Como dije ayer y, como ven, yo todavía no hice ninguna crítica; la serie Adolescencia no relata la peripecia de la familia ni la investigación policial, sino que lo que se ocupa es de cómo el trauma transgeneracional de raza, clase y poder encuentran en los supuestos roles de autoridad algo espectral, en donde el poder claramente no está ahí cuando una catástrofe desestabilizadora los pone en cuestión. La maravilla de la serie es que por lo menos enumera ciertos ítems de una sociedad quebrada desde adentro.

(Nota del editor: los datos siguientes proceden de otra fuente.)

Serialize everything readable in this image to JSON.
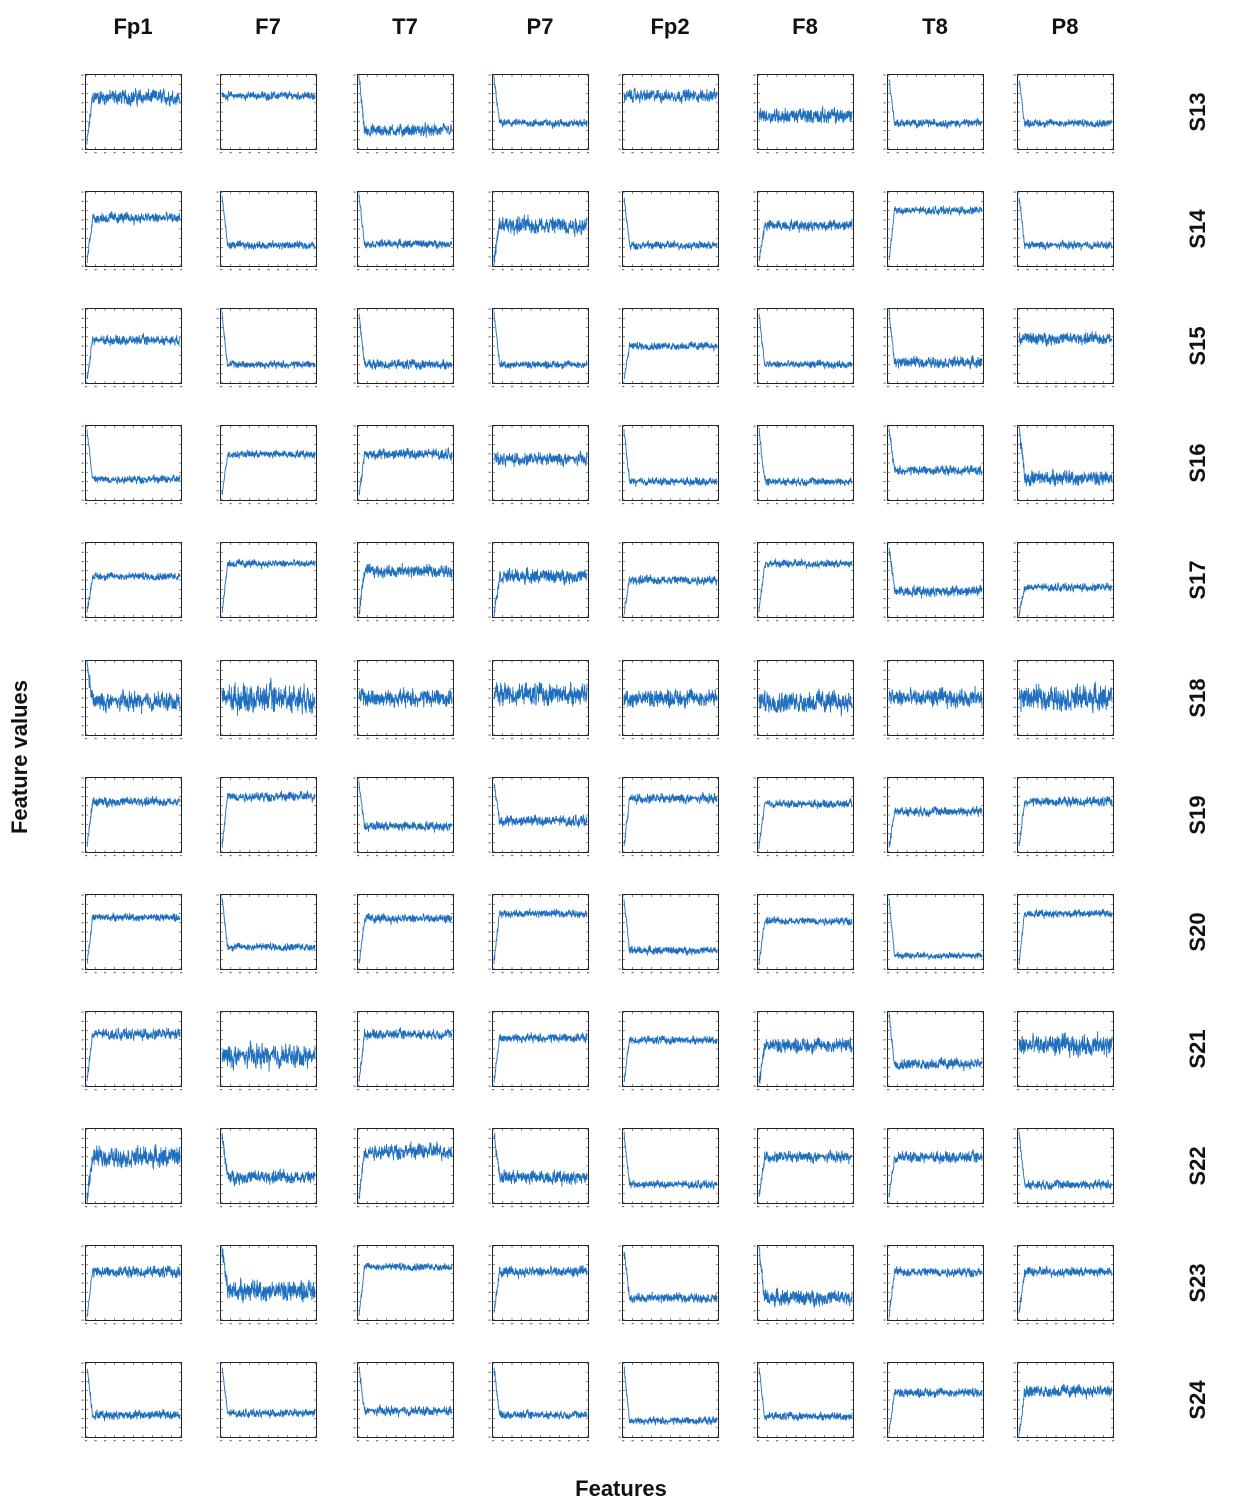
{
  "chart_data": {
    "type": "line",
    "xlabel": "Features",
    "ylabel": "Feature values",
    "columns": [
      "Fp1",
      "F7",
      "T7",
      "P7",
      "Fp2",
      "F8",
      "T8",
      "P8"
    ],
    "rows": [
      "S13",
      "S14",
      "S15",
      "S16",
      "S17",
      "S18",
      "S19",
      "S20",
      "S21",
      "S22",
      "S23",
      "S24"
    ],
    "series_color": "#1f6fbf",
    "panel_style": "small multiples, one noisy feature-value trace per subject and channel",
    "panels": [
      [
        {
          "base": 0.7,
          "noise": 0.1,
          "init": "down"
        },
        {
          "base": 0.72,
          "noise": 0.05,
          "init": "none"
        },
        {
          "base": 0.25,
          "noise": 0.08,
          "init": "up"
        },
        {
          "base": 0.35,
          "noise": 0.05,
          "init": "up"
        },
        {
          "base": 0.72,
          "noise": 0.08,
          "init": "none"
        },
        {
          "base": 0.45,
          "noise": 0.1,
          "init": "none"
        },
        {
          "base": 0.35,
          "noise": 0.05,
          "init": "up"
        },
        {
          "base": 0.35,
          "noise": 0.05,
          "init": "up"
        }
      ],
      [
        {
          "base": 0.65,
          "noise": 0.07,
          "init": "down"
        },
        {
          "base": 0.28,
          "noise": 0.05,
          "init": "up"
        },
        {
          "base": 0.3,
          "noise": 0.05,
          "init": "up"
        },
        {
          "base": 0.55,
          "noise": 0.12,
          "init": "down"
        },
        {
          "base": 0.28,
          "noise": 0.05,
          "init": "up"
        },
        {
          "base": 0.55,
          "noise": 0.07,
          "init": "down"
        },
        {
          "base": 0.75,
          "noise": 0.05,
          "init": "down"
        },
        {
          "base": 0.28,
          "noise": 0.05,
          "init": "up"
        }
      ],
      [
        {
          "base": 0.58,
          "noise": 0.06,
          "init": "down"
        },
        {
          "base": 0.25,
          "noise": 0.05,
          "init": "up"
        },
        {
          "base": 0.25,
          "noise": 0.06,
          "init": "up"
        },
        {
          "base": 0.25,
          "noise": 0.05,
          "init": "up"
        },
        {
          "base": 0.5,
          "noise": 0.05,
          "init": "down"
        },
        {
          "base": 0.25,
          "noise": 0.05,
          "init": "up"
        },
        {
          "base": 0.28,
          "noise": 0.07,
          "init": "up"
        },
        {
          "base": 0.6,
          "noise": 0.08,
          "init": "none"
        }
      ],
      [
        {
          "base": 0.28,
          "noise": 0.05,
          "init": "up"
        },
        {
          "base": 0.62,
          "noise": 0.05,
          "init": "down"
        },
        {
          "base": 0.62,
          "noise": 0.07,
          "init": "down"
        },
        {
          "base": 0.55,
          "noise": 0.08,
          "init": "none"
        },
        {
          "base": 0.25,
          "noise": 0.05,
          "init": "up"
        },
        {
          "base": 0.25,
          "noise": 0.05,
          "init": "up"
        },
        {
          "base": 0.4,
          "noise": 0.06,
          "init": "up"
        },
        {
          "base": 0.3,
          "noise": 0.1,
          "init": "up"
        }
      ],
      [
        {
          "base": 0.55,
          "noise": 0.05,
          "init": "down"
        },
        {
          "base": 0.72,
          "noise": 0.05,
          "init": "down"
        },
        {
          "base": 0.62,
          "noise": 0.08,
          "init": "down"
        },
        {
          "base": 0.55,
          "noise": 0.09,
          "init": "down"
        },
        {
          "base": 0.5,
          "noise": 0.06,
          "init": "down"
        },
        {
          "base": 0.72,
          "noise": 0.05,
          "init": "down"
        },
        {
          "base": 0.35,
          "noise": 0.07,
          "init": "up"
        },
        {
          "base": 0.4,
          "noise": 0.05,
          "init": "down"
        }
      ],
      [
        {
          "base": 0.45,
          "noise": 0.12,
          "init": "up"
        },
        {
          "base": 0.5,
          "noise": 0.18,
          "init": "none"
        },
        {
          "base": 0.5,
          "noise": 0.12,
          "init": "none"
        },
        {
          "base": 0.55,
          "noise": 0.14,
          "init": "none"
        },
        {
          "base": 0.5,
          "noise": 0.12,
          "init": "none"
        },
        {
          "base": 0.45,
          "noise": 0.14,
          "init": "none"
        },
        {
          "base": 0.5,
          "noise": 0.12,
          "init": "none"
        },
        {
          "base": 0.5,
          "noise": 0.16,
          "init": "none"
        }
      ],
      [
        {
          "base": 0.68,
          "noise": 0.06,
          "init": "down"
        },
        {
          "base": 0.75,
          "noise": 0.06,
          "init": "down"
        },
        {
          "base": 0.35,
          "noise": 0.06,
          "init": "up"
        },
        {
          "base": 0.42,
          "noise": 0.07,
          "init": "up"
        },
        {
          "base": 0.72,
          "noise": 0.06,
          "init": "down"
        },
        {
          "base": 0.65,
          "noise": 0.05,
          "init": "down"
        },
        {
          "base": 0.55,
          "noise": 0.06,
          "init": "down"
        },
        {
          "base": 0.68,
          "noise": 0.06,
          "init": "down"
        }
      ],
      [
        {
          "base": 0.7,
          "noise": 0.05,
          "init": "down"
        },
        {
          "base": 0.3,
          "noise": 0.05,
          "init": "up"
        },
        {
          "base": 0.68,
          "noise": 0.06,
          "init": "down"
        },
        {
          "base": 0.75,
          "noise": 0.05,
          "init": "down"
        },
        {
          "base": 0.25,
          "noise": 0.05,
          "init": "up"
        },
        {
          "base": 0.65,
          "noise": 0.05,
          "init": "down"
        },
        {
          "base": 0.18,
          "noise": 0.04,
          "init": "up"
        },
        {
          "base": 0.75,
          "noise": 0.05,
          "init": "down"
        }
      ],
      [
        {
          "base": 0.7,
          "noise": 0.07,
          "init": "down"
        },
        {
          "base": 0.4,
          "noise": 0.15,
          "init": "none"
        },
        {
          "base": 0.7,
          "noise": 0.06,
          "init": "down"
        },
        {
          "base": 0.65,
          "noise": 0.06,
          "init": "down"
        },
        {
          "base": 0.62,
          "noise": 0.05,
          "init": "down"
        },
        {
          "base": 0.55,
          "noise": 0.1,
          "init": "down"
        },
        {
          "base": 0.3,
          "noise": 0.07,
          "init": "up"
        },
        {
          "base": 0.55,
          "noise": 0.14,
          "init": "none"
        }
      ],
      [
        {
          "base": 0.62,
          "noise": 0.13,
          "init": "down"
        },
        {
          "base": 0.35,
          "noise": 0.09,
          "init": "up"
        },
        {
          "base": 0.7,
          "noise": 0.1,
          "init": "down"
        },
        {
          "base": 0.35,
          "noise": 0.09,
          "init": "up"
        },
        {
          "base": 0.25,
          "noise": 0.05,
          "init": "up"
        },
        {
          "base": 0.62,
          "noise": 0.07,
          "init": "down"
        },
        {
          "base": 0.62,
          "noise": 0.07,
          "init": "down"
        },
        {
          "base": 0.25,
          "noise": 0.06,
          "init": "up"
        }
      ],
      [
        {
          "base": 0.65,
          "noise": 0.07,
          "init": "down"
        },
        {
          "base": 0.4,
          "noise": 0.14,
          "init": "up"
        },
        {
          "base": 0.72,
          "noise": 0.05,
          "init": "down"
        },
        {
          "base": 0.65,
          "noise": 0.07,
          "init": "down"
        },
        {
          "base": 0.3,
          "noise": 0.06,
          "init": "up"
        },
        {
          "base": 0.3,
          "noise": 0.1,
          "init": "up"
        },
        {
          "base": 0.65,
          "noise": 0.06,
          "init": "down"
        },
        {
          "base": 0.65,
          "noise": 0.06,
          "init": "down"
        }
      ],
      [
        {
          "base": 0.3,
          "noise": 0.06,
          "init": "up"
        },
        {
          "base": 0.32,
          "noise": 0.05,
          "init": "up"
        },
        {
          "base": 0.35,
          "noise": 0.06,
          "init": "up"
        },
        {
          "base": 0.3,
          "noise": 0.05,
          "init": "up"
        },
        {
          "base": 0.22,
          "noise": 0.05,
          "init": "up"
        },
        {
          "base": 0.28,
          "noise": 0.05,
          "init": "up"
        },
        {
          "base": 0.6,
          "noise": 0.06,
          "init": "down"
        },
        {
          "base": 0.62,
          "noise": 0.08,
          "init": "down"
        }
      ]
    ]
  }
}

Karg dice que el goce comunal que todos tenemos al ver esto en Netflix está en el hecho de que todos estemos consumiendo commodities. Para él, el hecho de que la trama esté en una serie y no en el cine, en el que nos encontramos todos juntos en vivo en un acto (religiosamente, como en la misa) comunal y no de consumo, usando los términos del autor, es algo inherentemente negativo. Lo que equivale a decir que, si bien él se ve obligado a hablar de esto porque los de la revista le pidieron que hablara y es ‘lo que corresponde’, se está rebajando. Es por esto que se anima a lanzar una ironía: “Un poco de centralidad, cada tanto, sentir algo, alguna vez, no es nicho.” Digo que es una ironía porque vincula el mainstream con la posibilidad de sentir algo y ahí él está planteando un juego de oposiciones entre un ‘arte elevado’ que ‘hace sentir realmente a aquellos que están capacitados para poder sentir realmente’ y no como esas bestias brutas que no tienen la capacidad de elevarse a esas alturas (en las que está él y los de Panamá). El que solo puede sentir algo porque tiene que acercarse al centro es condenable para Karg, y yo acotaría a esto que es ese dictum el que le impide ver ‘la peripecia de la familia’, que algo tiene que ver con eso pero desde un lado inverso. Y acá viene el punto clave, y lo estoy citando a Karg: “Por lo menos hay un centro en algún lado”. En otras palabras (lo estoy traduciendo), “estas bestias que consumen cultura menor en Netflix y logran sentir algo, por lo menos tienen un norte hacia donde mirar”. Este elitismo palermitano que cree que una serie de Netflix es commodity y un posdoctorado, una ópera en el Colón o una muestra en una galería no son hoy lo mismo, constituye su verdadera ceguera.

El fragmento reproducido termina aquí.